With fall finally getting its grasp on us, I want nothing more than to relax on gloomy days and warm up with a bowl of soup. When I'm not too exhausted, I like to make my own soups from scratch. I found a recipe a while ago for lasagna soup but never got around to making it. It actually ended up in a pile in my closet of old recipes I wanted to test out but never did. While at the store the other day I found these:
Most people would look at these noodles and wonder what to do with them. My mind went straight to lasagna soup! These noodles could not be more perfect or easier to use. Lasagna soup recipes call for, well, lasagna noodles. You can't cook the entire noodle though, it needs to be broken up and then put in the soup. These noodles on the other hand are already broken and require no work other than tossing them in the pot.
My plan was to make this soup for dinner but I got anxious and made it for lunch instead...then ate more again for dinner.

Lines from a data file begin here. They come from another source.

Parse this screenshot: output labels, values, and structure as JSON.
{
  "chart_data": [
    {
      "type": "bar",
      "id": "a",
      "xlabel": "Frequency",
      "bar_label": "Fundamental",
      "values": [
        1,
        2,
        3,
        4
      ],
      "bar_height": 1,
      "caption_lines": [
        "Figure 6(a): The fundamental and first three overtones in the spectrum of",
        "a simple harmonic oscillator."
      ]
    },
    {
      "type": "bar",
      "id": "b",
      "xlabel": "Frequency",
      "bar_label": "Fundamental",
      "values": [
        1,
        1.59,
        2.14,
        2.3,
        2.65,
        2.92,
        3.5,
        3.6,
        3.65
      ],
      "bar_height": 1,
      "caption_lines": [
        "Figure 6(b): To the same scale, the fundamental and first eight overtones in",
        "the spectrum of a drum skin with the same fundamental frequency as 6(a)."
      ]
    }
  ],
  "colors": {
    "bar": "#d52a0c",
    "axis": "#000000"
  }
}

I'm sure you will understand my impatience just by looking at the ingredients.
Lasagna Soup
Yield: 6-8 servings
- 2 teaspoons olive oil
- 1 lb Italian pork and chicken sausage, casings removed
- 1 yellow onion, chopped
- 1 green pepper, chopped
- 3 cloves garlic, minced
- 1 (32-ounce) container reduced sodium chicken broth
- 1 (15-ounce) can tomato sauce
- 1 (14.5 ounce) can no salt added petite diced tomatoes
- 1/2 teaspoon salt
- 1/2 teaspoon dried basil
- 8 ounces Pantacce pasta
- 3 tablespoons fresh grated Parmesan
- Reduced-fat shredded mozzarella cheese
Heat oil over medium-high heat in a large nonstick Dutch oven. Add sausage (breaking it up into small pieces with your hands), onion, pepper, and garlic. Cook until sausage is browned and onions are translucent (8 minutes).
Add chicken broth, tomato sauce, diced tomatoes, salt, and basil. Bring to a boil. Reduce heat to low and simmer, stirring occasionally, for 20 minutes. Add noodles and bring back to a boil. Reduce heat to low and simmer until noodles are cooked through (10-12 minutes). Remove from heat and stir in Parmesan cheese. Top with mozzarella cheese and serve with toasted French bread.